The auction algorithm has applications in optimal transport[3], mostly by extending situations in optimal transport to where the assignment problem applies. Converting optimal transport scenarios to the assignment problem gives us the opportunity to apply the auction algorithm to find a solution. Something to note is that this idea mostly applies to linear optimal transport problems. One area in which this idea can be done is network optimization problems[3]. Shortest path and max-flow problems can be converted into assignment problems, giving the auction algorithm a chance to offer a solution. A second area is transportation problems, and another is minimum cost flow problems. A final area is convex separable network optimization problems.

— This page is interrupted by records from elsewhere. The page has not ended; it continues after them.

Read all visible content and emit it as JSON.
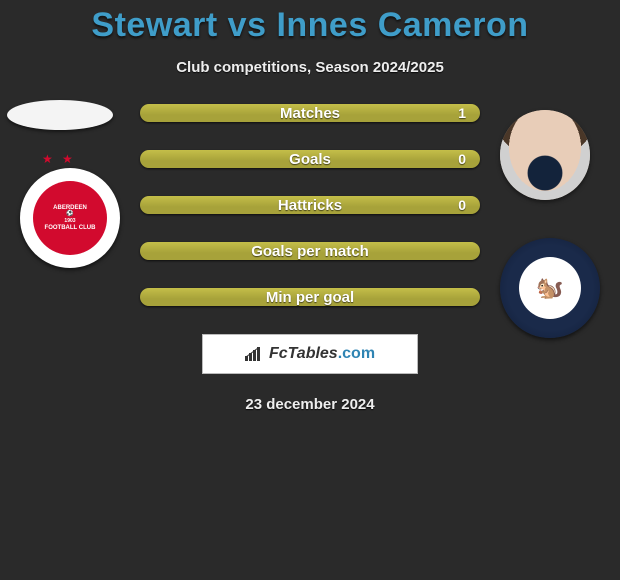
{
  "title": "Stewart vs Innes Cameron",
  "title_color": "#3f9dc9",
  "subtitle": "Club competitions, Season 2024/2025",
  "background_color": "#2a2a2a",
  "bar_fill_color": "#a7a23a",
  "bar_fill_hl": "#c4be49",
  "stats": [
    {
      "label": "Matches",
      "value": "1"
    },
    {
      "label": "Goals",
      "value": "0"
    },
    {
      "label": "Hattricks",
      "value": "0"
    },
    {
      "label": "Goals per match",
      "value": ""
    },
    {
      "label": "Min per goal",
      "value": ""
    }
  ],
  "left_badge": {
    "name": "Aberdeen FC",
    "primary": "#d20a2e",
    "text": "ABERDEEN\nFOOTBALL CLUB",
    "year": "1903"
  },
  "right_badge": {
    "name": "Kilmarnock FC",
    "primary": "#14284a"
  },
  "brand": {
    "name": "FcTables",
    "domain": ".com"
  },
  "date": "23 december 2024"
}
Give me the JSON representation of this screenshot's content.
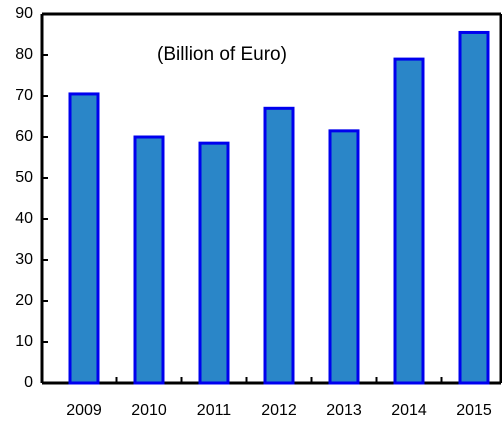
{
  "chart_data": {
    "type": "bar",
    "annotation": "(Billion of Euro)",
    "categories": [
      "2009",
      "2010",
      "2011",
      "2012",
      "2013",
      "2014",
      "2015"
    ],
    "values": [
      70.5,
      60,
      58.5,
      67,
      61.5,
      79,
      85.5
    ],
    "color": "#2a86c8",
    "edge_color": "#0000ee",
    "ylim": [
      0,
      90
    ],
    "yticks": [
      0,
      10,
      20,
      30,
      40,
      50,
      60,
      70,
      80,
      90
    ],
    "grid": false
  }
}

Allow us to provide an example of how the assignment problem and the auction algorithm have applications in optimal transport[1] . Define two discrete measures by

${\displaystyle \alpha =\sum _{i=1}^{n}(a_{i})(\delta _{x_{i}}),\ \ \ \ \beta =\sum _{i=j}^{n}(b_{i})(\delta _{y_{j}})}$

where ${\displaystyle a_{i}}$ and ${\displaystyle b_{j}}$ denote two sets of weights and ${\displaystyle \delta _{x_{i}}}$ and ${\displaystyle \delta _{y_{j}}}$ denote the Dirac function evaluated at certain locations (i.e., infinitely large at such position and trivial elsewhere). We seek a map that translocates the mass ${\displaystyle \alpha }$ to the mass ${\displaystyle \beta }$, where each point associated with the mass ${\displaystyle \alpha }$ is tied to a point for ${\displaystyle \beta }$. From this, we may apply the assignment problem. There exists a permutation ${\displaystyle \sigma }$ that associates each location for one mass with the other. We must find a permutation such that a cost function is minimized, i.e.,

${\displaystyle \min _{T}{\bigg \{}\sum _{i}c(x_{i},T(x_{i})):T\#\alpha =\beta {\bigg \}}}$

where ${\displaystyle c(x,y)}$ is a cost function and ${\displaystyle T\#\alpha =\beta }$ denotes the map transferring the masses spread across locations in ${\displaystyle \alpha }$ to those in ${\displaystyle \beta }$. The reason this map can be interpreted as a permutation is because the masses are constructed from a discrete number of points. Note that this minimization problem is analogous to our utility maximization problem previously discussed.